Alfred Lindon, Paris, by 1939, from whom confiscated by the Einsatzstab Reichsleiter Rosenberg in 1940.
Gustav Rochlitz, Paris, by July 1941, then transferred to Germany.
Returned to France in March 1946 and restituted to the Lindon Family in July 1946.
Jacques Lindon, Paris and New York, by descent from the above; sale, Sotheby's, London, 1 July 1964, lot 83.
Schoneman Gallery, New York, by whom acquired at the above sale.
Anonymous sale, Christie's, London, 25 June 1990, lot 15.
Anonymous sale, Christie's, London, 24 June 1998, lot 25.
Acquired at the above sale by the present owner.

Lot Essay

During the 1890s Degas turned more and more to working in pastel, experimenting in order to achieve an increasingly expressionistic pictorial effect. 'Painting was already increasingly giving way to drawing, in Degas' output, during the 1880s, with a range extending from fleeting graphic notes that captured a quick moment of observation to pastel pictures featuring a degree of luminosity and free treatment of colour which influenced his work in oils. He was able, by converting pastel into a complete colour medium, to reconcile Ingres' command of line with Delacroix's radiant colouring. A draughtsman with colour and painter with pastel sticks, he succeeded in making the line carry the colour and colour to become an integral element in line. The subtle tonal gradations modulating light and shade effects so prevalent in the 1870s, and the use of line to analyse form, were replaced as time went on by a more independent concentration of coloured shading strokes, sparkling networks of short, mainly vertical or oblique hatching, which tended to go beyond pure representation. The application of many layers of parallel- or cross-hatching generated intense surface textures, largely free from erasure, such as could hardly been achieved in oil or tempera techiques. The effect of this is at once open and transparent, as well as firmly implanted in the coloured reticulation' (G. Adriani, Degas, Pastels, Oil Sketches, Drawings, London, 1985, p. 95).

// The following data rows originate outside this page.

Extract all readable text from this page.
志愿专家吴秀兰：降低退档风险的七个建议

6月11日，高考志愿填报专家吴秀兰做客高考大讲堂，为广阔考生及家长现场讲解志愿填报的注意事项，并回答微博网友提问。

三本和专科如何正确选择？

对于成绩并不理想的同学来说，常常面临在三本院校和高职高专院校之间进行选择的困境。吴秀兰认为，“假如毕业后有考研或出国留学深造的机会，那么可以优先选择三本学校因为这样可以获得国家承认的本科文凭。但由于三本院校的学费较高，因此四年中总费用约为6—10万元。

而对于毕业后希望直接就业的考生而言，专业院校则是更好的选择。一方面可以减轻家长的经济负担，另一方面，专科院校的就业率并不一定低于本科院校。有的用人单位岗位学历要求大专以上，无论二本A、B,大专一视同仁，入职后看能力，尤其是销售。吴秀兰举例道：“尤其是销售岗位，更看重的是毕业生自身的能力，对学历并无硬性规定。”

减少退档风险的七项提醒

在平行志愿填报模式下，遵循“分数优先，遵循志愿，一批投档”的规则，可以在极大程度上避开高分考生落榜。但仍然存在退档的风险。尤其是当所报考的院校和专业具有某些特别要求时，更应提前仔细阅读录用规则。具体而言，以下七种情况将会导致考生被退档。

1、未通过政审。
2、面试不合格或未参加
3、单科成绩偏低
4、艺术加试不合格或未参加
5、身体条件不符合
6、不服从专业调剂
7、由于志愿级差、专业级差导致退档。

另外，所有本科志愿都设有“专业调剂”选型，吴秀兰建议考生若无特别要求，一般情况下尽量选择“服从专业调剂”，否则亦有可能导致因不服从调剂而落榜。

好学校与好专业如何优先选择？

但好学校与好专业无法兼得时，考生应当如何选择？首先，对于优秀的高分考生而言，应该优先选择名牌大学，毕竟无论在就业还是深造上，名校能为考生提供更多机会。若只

Degas' pastels of the 1890s were extremely innovative and often very experimental: the artist abandoned the very smooth application of colour typical of French Rococo in favour of 'broken, rhythmically animated structures' (ibidem , p. 95), which greatly suited his favourite subjects - in particular his ballerinas. The new technique prompted Degas to working increasingly in series, which became his modus pingendi after the mid 1880s. When inspired by a striking subject or particular element in it, Degas would elaborate upon the newly discovered point of focus, thus producing a series of variations which allowed him to explore alternative nuances of composition or harmonies of colour.

The present picture is one of a group of five pastels (L. 1250-1253 including 1250 bis) which Lemoisne has dated circa 1896. There are at least ten works in the sequence, including a smaller group that lacks the third dancer in the background, but all of them feature the central ballerina with hands on hips and her companions, variously hidden by elements of stage decor (L. 1015-1019 and 1250-1253). The trio of dancers is first studied in a pencil bozzetto (L. 1250 bis, fig. 1); then depicted in a more complex pastel composition now in the Burrell Collection, Glasgow (L. 1250; fig. 2) where the group is caught from behind the stage courtain; finally, the ballerinas are captured in the present pastel, the most finished and well-balanced of the series.

Commenting on Degas' late pastels, Götz Adriani speaks rapturously about the artist's extraordinary working methods so perfectly illustrated in the present pastel: 'The mosaic-like network of partly revealed and partly covered strokes on mostly yellow paper thereby produce an even more daring interlacing of colour. Complementary or equivalent layers of colours were juxtaposed, and backgrounds were contrasted with surfaces, depending on whether it was a matter of intensifying or neutralizing the colour constellations. Yet there was not the slightest tendency to dissolve form through colour, which continued mainly to impart substance to form' (ibidem, p. 95).

Renoir remarked to Vollard that 'If Degas had died at fifty, he would have been remembrered as an excellent painter, no more. It is after his fiftieth year that his work broadens out and that he really becomes Degas' (quoted in I. Dunlop, Degas, London, 1979, p. 188).